Small Models Are (Still) Effective Cross-Domain Argument Extractors
William Gantt, Aaron Steven White
TL;DR
The paper addresses cross-domain transfer in event argument extraction (EAE) by recasting into QA and TI. It demonstrates that small Flan-T5 models trained on a suitable source ontology can achieve zero-shot $F_1$ performance competitive with or surpassing GPT-3.5 and GPT-4 across six datasets. It provides expert-written questions and templates for all six ontologies and analyzes transfer dynamics, including in-domain vs. out-of-domain performance and paraphrase augmentation. The results argue for using compact, ontology-tuned models as a practical first line for cross-domain EAE and highlight continued challenges for highly distant ontology transfer.
Abstract
Effective ontology transfer has been a major goal of recent work on event argument extraction (EAE).
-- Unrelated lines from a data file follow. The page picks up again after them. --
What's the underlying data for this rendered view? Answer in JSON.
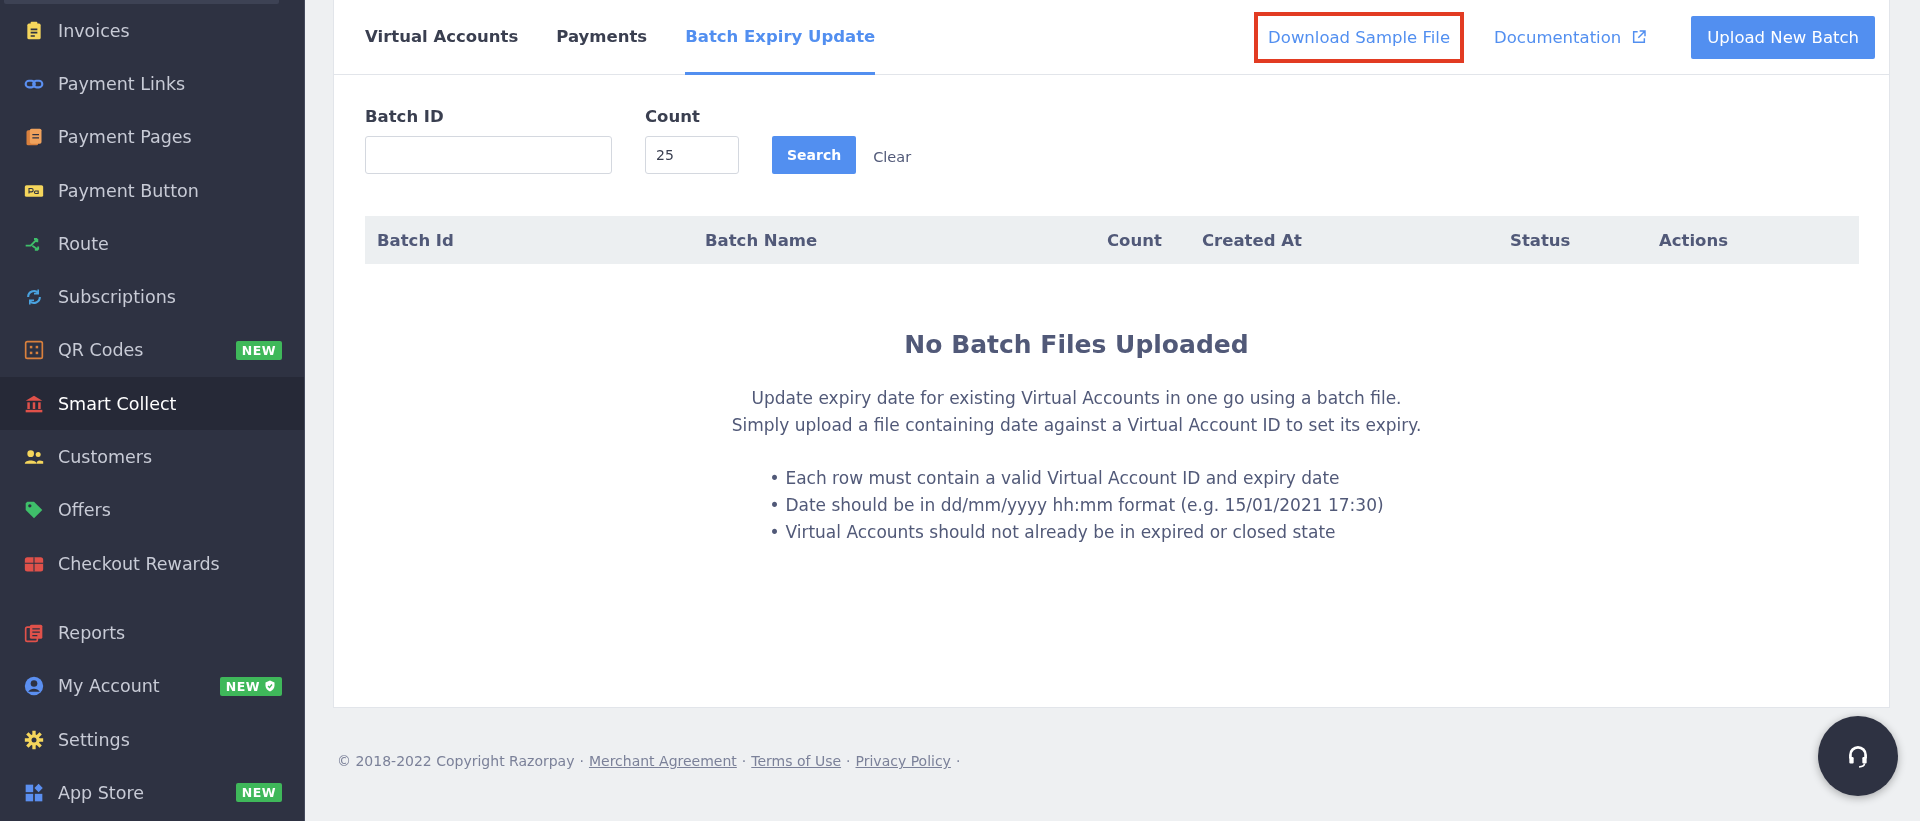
{
  "sidebar": {
    "groups": [
      {
        "items": [
          {
            "label": "Invoices",
            "selected": false
          },
          {
            "label": "Payment Links",
            "selected": false
          },
          {
            "label": "Payment Pages",
            "selected": false
          },
          {
            "label": "Payment Button",
            "selected": false
          },
          {
            "label": "Route",
            "selected": false
          },
          {
            "label": "Subscriptions",
            "selected": false
          },
          {
            "label": "QR Codes",
            "selected": false,
            "badge": "NEW"
          },
          {
            "label": "Smart Collect",
            "selected": true
          },
          {
            "label": "Customers",
            "selected": false
          },
          {
            "label": "Offers",
            "selected": false
          },
          {
            "label": "Checkout Rewards",
            "selected": false
          }
        ]
      },
      {
        "items": [
          {
            "label": "Reports",
            "selected": false
          },
          {
            "label": "My Account",
            "selected": false,
            "badge": "NEW",
            "badge_shield": true
          },
          {
            "label": "Settings",
            "selected": false
          },
          {
            "label": "App Store",
            "selected": false,
            "badge": "NEW"
          }
        ]
      }
    ]
  },
  "tabs": [
    {
      "label": "Virtual Accounts",
      "selected": false
    },
    {
      "label": "Payments",
      "selected": false
    },
    {
      "label": "Batch Expiry Update",
      "selected": true
    }
  ],
  "header_actions": {
    "download_sample_file": {
      "label": "Download Sample File",
      "highlighted": true
    },
    "documentation": {
      "label": "Documentation"
    },
    "upload_button": "Upload New Batch"
  },
  "filters": {
    "fields": [
      {
        "label": "Batch ID"
      },
      {
        "label": "Count",
        "value": "25"
      }
    ],
    "search_button": "Search",
    "clear_button": "Clear"
  },
  "table": {
    "columns": [
      "Batch Id",
      "Batch Name",
      "Count",
      "Created At",
      "Status",
      "Actions"
    ]
  },
  "empty_state": {
    "title": "No Batch Files Uploaded",
    "description": [
      "Update expiry date for existing Virtual Accounts in one go using a batch file.",
      "Simply upload a file containing date against a Virtual Account ID to set its expiry."
    ],
    "bullets": [
      "Each row must contain a valid Virtual Account ID and expiry date",
      "Date should be in dd/mm/yyyy hh:mm format (e.g. 15/01/2021 17:30)",
      "Virtual Accounts should not already be in expired or closed state"
    ],
    "bullet_mark": "•"
  },
  "footer": {
    "copyright": "© 2018-2022 Copyright Razorpay",
    "separator": "·",
    "links": [
      "Merchant Agreement",
      "Terms of Use",
      "Privacy Policy"
    ]
  }
}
Two methods in particular -- question answering (QA) and template infilling (TI) -- have emerged as promising approaches to this problem. However, detailed explorations of these techniques' ability to actually enable this transfer are lacking. In this work, we provide such a study, exploring zero-shot transfer using both techniques on six major EAE datasets at both the sentence and document levels. Further, we challenge the growing reliance on LLMs for zero-shot extraction, showing that vastly smaller models trained on an appropriate source ontology can yield zero-shot performance superior to that of GPT-3.5 or GPT-4.